Professor and Provost's Distinguished Fellow
Aziz Rana is a Professor and Provost’s Distinguished Fellow at Boston College Law School and the incoming J. Donald Monan, S.J., University Professor of Law and Government (beginning 2024). He joins Boston College from Cornell Law School, where he was the Richard and Lois Cole Professor of Law.
His research and teaching center on American constitutional law and political development. In particular, Rana’s work focuses on how shifting notions of race, citizenship, and empire have shaped legal and political identity since the founding.
His first book, The Two Faces of American Freedom (Harvard University Press) situates the American experience within the global history of colonialism, examining the intertwined relationship in American constitutional practice between internal accounts of freedom and external projects of power and expansion. His forthcoming book, The Constitutional Bind: How Americans Came to Idolize a Document that Fails Them (University of Chicago Press, 2024), explores the modern emergence of constitutional veneration in the twentieth century -- especially against the backdrop of growing American global authority -- and how veneration has influenced the boundaries of popular politics.

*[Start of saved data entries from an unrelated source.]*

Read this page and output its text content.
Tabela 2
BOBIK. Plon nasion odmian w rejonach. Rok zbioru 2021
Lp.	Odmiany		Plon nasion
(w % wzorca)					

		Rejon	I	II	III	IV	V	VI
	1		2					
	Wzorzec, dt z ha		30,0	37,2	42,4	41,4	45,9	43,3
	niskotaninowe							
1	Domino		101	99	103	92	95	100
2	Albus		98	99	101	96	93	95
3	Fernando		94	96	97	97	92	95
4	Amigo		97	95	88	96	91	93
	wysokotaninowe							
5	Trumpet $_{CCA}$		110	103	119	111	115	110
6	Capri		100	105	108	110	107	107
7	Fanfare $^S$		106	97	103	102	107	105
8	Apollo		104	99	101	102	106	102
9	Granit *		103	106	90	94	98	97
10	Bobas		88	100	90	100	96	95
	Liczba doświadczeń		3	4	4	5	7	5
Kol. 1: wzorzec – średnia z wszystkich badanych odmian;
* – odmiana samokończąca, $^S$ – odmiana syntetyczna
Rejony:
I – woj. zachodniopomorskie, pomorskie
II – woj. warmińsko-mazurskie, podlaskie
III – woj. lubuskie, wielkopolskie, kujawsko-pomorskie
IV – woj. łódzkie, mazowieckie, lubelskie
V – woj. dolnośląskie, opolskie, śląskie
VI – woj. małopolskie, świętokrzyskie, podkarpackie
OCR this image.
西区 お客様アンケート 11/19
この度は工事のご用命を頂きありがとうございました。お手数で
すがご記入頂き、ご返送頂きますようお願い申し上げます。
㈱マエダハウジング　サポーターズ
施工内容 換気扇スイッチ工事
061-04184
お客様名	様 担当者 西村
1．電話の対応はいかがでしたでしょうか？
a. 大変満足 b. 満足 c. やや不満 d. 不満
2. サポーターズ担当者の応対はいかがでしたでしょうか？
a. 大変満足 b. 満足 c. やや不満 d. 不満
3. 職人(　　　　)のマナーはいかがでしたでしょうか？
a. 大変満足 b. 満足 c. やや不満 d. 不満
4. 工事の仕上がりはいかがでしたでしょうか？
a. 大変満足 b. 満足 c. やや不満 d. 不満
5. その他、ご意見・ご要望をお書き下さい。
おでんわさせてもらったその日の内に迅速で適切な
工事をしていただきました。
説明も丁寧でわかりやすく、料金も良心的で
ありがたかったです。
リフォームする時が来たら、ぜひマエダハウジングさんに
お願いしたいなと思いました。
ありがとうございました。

Rana has written essays and op-eds for such venues as n+1, Dissent, The Boston Review, The Washington Post, The New York Times, New Labor Forum, Jacobin, The Guardian, The Chronicle of Higher Education, The Nation, Jadaliyya, Salon, and The Law and Political Economy Blog. He has articles and chapter contributions published or forthcoming with Yale and Oxford University Presses, The University of Chicago Law Review, California Law Review, UCLA Law Review, Texas Law Review, and the Yale Law Journal Forum, among others.
Rana is an editorial board member of Dissent, The Law and Political Economy Blog, and Just Security. He is also a Life Member of the Council of Foreign Relations and a Non-Resident Fellow at the Quincy Institute for Responsible Statecraft.
He received his A.B. from Harvard College summa cum laude and his J.D. from Yale Law School. He earned a Ph.D. in political science at Harvard University, where his dissertation was awarded the University's Charles Sumner Prize.